The technique, developed by scientists in China, allows scientists to reprogram the cells using only small molecule chemical compounds, avoiding the insertion of extra genes which could potentially cause dangerous cell mutations. If validated by further tests, the technique would achieve a major goal in iPS cell research.
The team made their discovery after screening 10,000 molecules to find a combination that would correctly influence the adult tissue to behave as though a gene had been inserted. After much fine-tuning, the list was narrowed down to a combination of seven molecules which achieve the desired pluripotency, while also achieving a conversion rate of 0.2 percent, close to that achieved using standard gene-insertion techniques.
'Small molecules have advantages because they can be cell permeable, non-immunogenic [not provoke a response from the immune system], more cost-effective, and can be more easily synthesised, preserved, and standardised,' the researchers report. The molecules' ability to pass easily through cell membranes also means that they can be quickly removed after they have initiated the reprogramming.

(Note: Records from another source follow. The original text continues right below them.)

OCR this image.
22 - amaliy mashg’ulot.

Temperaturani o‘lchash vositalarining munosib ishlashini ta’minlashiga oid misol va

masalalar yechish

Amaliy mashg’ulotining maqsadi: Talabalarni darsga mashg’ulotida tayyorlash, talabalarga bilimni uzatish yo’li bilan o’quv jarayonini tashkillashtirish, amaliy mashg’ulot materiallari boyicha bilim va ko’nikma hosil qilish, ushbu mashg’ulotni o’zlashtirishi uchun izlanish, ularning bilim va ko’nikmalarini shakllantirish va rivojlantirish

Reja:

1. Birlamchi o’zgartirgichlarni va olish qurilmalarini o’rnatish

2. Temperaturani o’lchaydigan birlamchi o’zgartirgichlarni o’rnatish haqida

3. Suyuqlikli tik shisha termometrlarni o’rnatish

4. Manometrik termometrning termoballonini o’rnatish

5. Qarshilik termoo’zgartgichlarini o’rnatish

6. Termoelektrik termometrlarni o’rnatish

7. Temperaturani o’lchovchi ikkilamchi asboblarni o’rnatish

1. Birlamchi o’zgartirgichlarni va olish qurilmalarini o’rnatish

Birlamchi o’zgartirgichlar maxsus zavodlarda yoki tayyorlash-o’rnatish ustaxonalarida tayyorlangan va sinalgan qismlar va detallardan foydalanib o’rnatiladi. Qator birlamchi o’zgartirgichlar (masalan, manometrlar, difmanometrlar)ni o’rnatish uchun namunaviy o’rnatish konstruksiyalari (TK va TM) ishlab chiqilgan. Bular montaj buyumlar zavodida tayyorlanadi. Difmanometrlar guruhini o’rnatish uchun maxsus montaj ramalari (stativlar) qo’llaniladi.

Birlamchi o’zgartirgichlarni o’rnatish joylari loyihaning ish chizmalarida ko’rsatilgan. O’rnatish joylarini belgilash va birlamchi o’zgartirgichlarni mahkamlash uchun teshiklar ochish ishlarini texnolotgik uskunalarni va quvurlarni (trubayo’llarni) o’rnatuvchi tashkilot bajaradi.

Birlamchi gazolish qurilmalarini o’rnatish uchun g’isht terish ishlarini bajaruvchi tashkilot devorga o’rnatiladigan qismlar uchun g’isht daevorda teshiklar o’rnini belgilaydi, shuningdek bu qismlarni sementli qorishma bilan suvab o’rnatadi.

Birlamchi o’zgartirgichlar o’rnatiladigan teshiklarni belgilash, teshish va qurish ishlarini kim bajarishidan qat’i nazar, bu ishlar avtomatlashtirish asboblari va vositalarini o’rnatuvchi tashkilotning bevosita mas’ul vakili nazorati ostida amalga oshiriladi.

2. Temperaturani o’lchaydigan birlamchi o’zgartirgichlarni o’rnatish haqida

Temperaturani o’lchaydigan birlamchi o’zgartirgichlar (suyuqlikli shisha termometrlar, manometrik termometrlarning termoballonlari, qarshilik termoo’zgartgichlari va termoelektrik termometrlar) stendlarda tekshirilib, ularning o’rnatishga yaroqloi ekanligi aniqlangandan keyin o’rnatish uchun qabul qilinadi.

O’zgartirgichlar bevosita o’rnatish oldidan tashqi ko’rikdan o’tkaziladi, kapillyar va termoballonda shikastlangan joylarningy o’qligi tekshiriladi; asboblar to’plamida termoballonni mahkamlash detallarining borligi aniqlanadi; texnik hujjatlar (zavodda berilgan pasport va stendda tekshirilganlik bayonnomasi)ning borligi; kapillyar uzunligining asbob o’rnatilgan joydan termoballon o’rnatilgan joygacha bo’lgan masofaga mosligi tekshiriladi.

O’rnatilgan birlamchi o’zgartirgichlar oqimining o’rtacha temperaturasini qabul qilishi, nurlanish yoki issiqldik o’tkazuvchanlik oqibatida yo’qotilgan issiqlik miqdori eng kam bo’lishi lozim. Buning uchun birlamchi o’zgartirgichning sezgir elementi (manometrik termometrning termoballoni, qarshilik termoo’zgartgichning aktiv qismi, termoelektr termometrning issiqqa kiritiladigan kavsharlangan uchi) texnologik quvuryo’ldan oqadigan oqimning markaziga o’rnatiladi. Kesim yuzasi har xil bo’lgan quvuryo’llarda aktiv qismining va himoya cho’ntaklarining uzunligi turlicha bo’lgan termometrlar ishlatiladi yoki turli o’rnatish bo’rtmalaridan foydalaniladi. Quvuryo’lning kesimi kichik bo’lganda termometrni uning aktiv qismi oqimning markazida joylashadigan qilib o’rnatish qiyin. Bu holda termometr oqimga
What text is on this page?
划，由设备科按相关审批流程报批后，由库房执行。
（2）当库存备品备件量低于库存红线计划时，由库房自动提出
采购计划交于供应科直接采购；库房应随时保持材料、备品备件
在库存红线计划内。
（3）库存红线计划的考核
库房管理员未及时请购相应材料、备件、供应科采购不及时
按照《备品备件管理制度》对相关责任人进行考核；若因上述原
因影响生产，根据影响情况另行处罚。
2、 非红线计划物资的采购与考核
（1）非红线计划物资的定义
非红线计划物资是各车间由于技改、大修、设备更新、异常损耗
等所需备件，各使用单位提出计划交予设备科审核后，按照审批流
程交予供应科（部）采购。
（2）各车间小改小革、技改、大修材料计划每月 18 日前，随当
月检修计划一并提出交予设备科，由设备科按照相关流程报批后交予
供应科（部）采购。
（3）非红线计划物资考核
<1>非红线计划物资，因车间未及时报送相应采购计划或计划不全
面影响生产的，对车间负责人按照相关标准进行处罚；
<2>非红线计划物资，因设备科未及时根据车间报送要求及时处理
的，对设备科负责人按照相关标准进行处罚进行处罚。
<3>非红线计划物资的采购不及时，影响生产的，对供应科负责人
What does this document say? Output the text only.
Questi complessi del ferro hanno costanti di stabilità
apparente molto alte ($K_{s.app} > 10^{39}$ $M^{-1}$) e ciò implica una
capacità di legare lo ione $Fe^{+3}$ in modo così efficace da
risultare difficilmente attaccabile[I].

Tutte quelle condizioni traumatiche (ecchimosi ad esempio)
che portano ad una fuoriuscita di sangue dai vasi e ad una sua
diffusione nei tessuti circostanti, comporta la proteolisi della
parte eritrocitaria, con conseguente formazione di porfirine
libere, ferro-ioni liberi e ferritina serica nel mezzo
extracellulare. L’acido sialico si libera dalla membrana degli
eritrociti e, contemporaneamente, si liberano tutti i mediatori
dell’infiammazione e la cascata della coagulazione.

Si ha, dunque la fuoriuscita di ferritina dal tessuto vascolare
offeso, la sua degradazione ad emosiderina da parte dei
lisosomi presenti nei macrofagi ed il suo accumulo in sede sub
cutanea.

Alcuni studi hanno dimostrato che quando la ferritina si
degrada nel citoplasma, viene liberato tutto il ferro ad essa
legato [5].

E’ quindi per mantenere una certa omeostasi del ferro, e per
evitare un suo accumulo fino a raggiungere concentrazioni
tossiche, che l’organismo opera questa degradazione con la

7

The new cells, known as CiPS cells - the 'C' standing for 'chemically' - were tested in mouse embryos and found to contribute to several tissue types, including skin, muscle and brain. Professor Hongkui told Xinhua that one mouse, known as 'QingQing', remained healthy for at least six months and produced babies in apparent good health.
Among other observations, the team found that CiPS express a gene known as Sall4 very early in the cell-reprogramming process. Sall4 is known to be involved in limb regeneration in frogs, and could provide biologists with clues to how amphibians independently regenerate limbs.
Among the commentary from scientists not involved in the research, Dr Sheng Ding, a senior investigator at the Gladstone Institutes in San Francisco, California, told Nature that the research is still some way from clinical application. He pointed out that other strategies can reprogram cells with less risk of disturbing the genes, and in some cases, are already close to clinical trials.
For now, the team will continue to refine their technique. Professor Hongkui has made some progress towards using the method in human cells, but believes there is still some way to go. 'Maybe some additional small molecules are needed', he told Nature.
The research was published in the journal Science.